HomeReadTactics deskHow the htmx creator uses an LLM as a junior developer
Tactics·Jul 11, 2026

How the htmx creator uses an LLM as a junior developer

A breakdown of the four-part framework for delegating coding tasks to an AI, including the specific prompts used to add a new feature to the htmx library. The creator of htmx, a popular front-end…

A breakdown of the four-part framework for delegating coding tasks to an AI, including the specific prompts used to add a new feature to the htmx library.

The creator of htmx, a popular front-end library, used GPT-4 to add a new keyboard shortcut feature. The process, detailed in an essay on the project's website, treats the Large Language Model not as an oracle but as an eager, slightly incompetent junior developer. This method of delegation required a specific, iterative framework of prompting and refinement to produce functional code.

The entire interaction, from initial prompt to final, working code, serves as a concrete model for technical founders looking to integrate AI into their development workflow without ceding architectural control. The core skill demonstrated is not coding, but effective management of an artificial programmer.

Scoping the 'Zone of Ignorance'

The process began by defining a task the author understood conceptually but had not implemented before: adding support for the aria-keyshortcuts attribute. This targeted a specific “zone of ignorance,” a well-bounded problem perfect for delegation. The author knew what the final code should do and where it should fit within the existing codebase, but did not know the precise implementation details.

This initial scoping is critical. The author did not ask the AI to design a feature from scratch. Instead, they provided the strategic direction and architectural constraints, asking the AI to handle the tactical execution. The first prompt was a direct command: “I want to add support for the aria-keyshortcuts attribute to htmx.”

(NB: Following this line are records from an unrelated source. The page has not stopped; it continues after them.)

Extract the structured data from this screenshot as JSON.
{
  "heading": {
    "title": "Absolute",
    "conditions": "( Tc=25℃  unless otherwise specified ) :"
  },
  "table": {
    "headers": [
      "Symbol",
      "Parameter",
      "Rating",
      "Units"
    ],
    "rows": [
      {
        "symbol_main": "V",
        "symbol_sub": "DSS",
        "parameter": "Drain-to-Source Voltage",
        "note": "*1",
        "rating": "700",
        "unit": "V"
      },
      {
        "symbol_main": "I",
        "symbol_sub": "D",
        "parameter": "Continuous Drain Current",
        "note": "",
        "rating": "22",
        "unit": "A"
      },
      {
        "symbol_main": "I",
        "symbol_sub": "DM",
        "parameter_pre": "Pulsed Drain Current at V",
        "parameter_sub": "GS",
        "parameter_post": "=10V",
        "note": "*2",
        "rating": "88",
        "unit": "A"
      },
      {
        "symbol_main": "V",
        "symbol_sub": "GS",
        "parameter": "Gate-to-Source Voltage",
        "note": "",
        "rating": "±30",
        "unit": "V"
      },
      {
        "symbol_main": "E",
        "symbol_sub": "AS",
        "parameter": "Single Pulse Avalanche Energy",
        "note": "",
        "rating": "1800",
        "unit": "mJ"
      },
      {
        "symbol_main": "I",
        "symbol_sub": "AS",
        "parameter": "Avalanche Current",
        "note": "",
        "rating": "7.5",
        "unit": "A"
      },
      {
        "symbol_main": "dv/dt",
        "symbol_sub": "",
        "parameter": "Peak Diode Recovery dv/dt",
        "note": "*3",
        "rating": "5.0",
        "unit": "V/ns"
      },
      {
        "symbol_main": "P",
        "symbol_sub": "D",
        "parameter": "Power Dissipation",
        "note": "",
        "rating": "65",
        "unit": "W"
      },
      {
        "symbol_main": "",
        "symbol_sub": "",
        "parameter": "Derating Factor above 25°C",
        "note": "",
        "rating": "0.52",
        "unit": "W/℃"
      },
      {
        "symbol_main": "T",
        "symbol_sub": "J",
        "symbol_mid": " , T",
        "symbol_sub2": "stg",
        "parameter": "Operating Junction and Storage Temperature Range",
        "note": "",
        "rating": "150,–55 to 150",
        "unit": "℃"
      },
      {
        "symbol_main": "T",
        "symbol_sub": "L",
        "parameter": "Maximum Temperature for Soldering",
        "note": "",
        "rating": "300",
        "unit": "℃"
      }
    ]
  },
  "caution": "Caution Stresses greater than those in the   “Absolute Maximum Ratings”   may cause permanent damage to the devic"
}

Iterating from a flawed first draft

The AI’s initial output was plausible but incorrect. It hallucinated an htmx event, htmx:keystroke, that did not exist. An inexperienced developer might have been blocked. The author, possessing deep context, immediately spotted the error.

Instead of discarding the output, the author corrected the AI with a follow-up prompt. The key was providing specific, corrective context: “you are hallucinating the htmx:keystroke event. There is no such event in htmx. I need to listen for a global key down event and then find the element that has the matching aria-keyshortcuts attribute and dispatch an event on it.” This is the central loop of the playbook: generate, verify, correct, and regenerate.

Providing context to refine code

Subsequent prompts continued this pattern of adding context. The author uploaded the entire htmx.js source code to give the AI full project awareness. With this context, the AI produced a much better second draft. It still contained a minor bug, which the author again identified and described in plain English.

The author then guided the AI to place the new code within the existing processNode function, ensuring it integrated cleanly with the library’s architecture. The final working code was the result of four or five iterative cycles of this conversational refinement. The author frames the interaction not as a one-shot command, but as a dialogue with a junior developer.

Using the AI for documentation

Once the code was functional, the author used a final prompt to pivot the AI from code generation to explanation. They asked it to “explain this code.” The AI generated a clear, concise summary of the feature it had just written. This turns the tool into a documentation assistant, ensuring the human developer fully understands the code before committing it. This step is a forcing function for comprehension, preventing the integration of black-box code into a project.

The investor read

This essay demonstrates that the primary leverage from current LLMs for software development is not autonomous code generation, but a dramatic increase in the productivity of senior developers. The playbook requires deep domain expertise to spot AI errors and guide the output. This suggests the defensible moat is not access to AI, but the skill to manage it effectively. For investors, this signals opportunity in devtools that structure and streamline this iterative human-AI workflow. It also recalibrates the threat to SaaS incumbents; AI is less likely to create a drop-in replacement and more likely to act as a force multiplier for well-managed, experienced teams. For bootstrapped founders, this workflow represents a significant reduction in the need for junior engineering hires, lowering operational expenses and enabling smaller teams to build more complex products.

Pull quote: “The author frames the interaction not as a one-shot command, but as a dialogue with a junior developer.”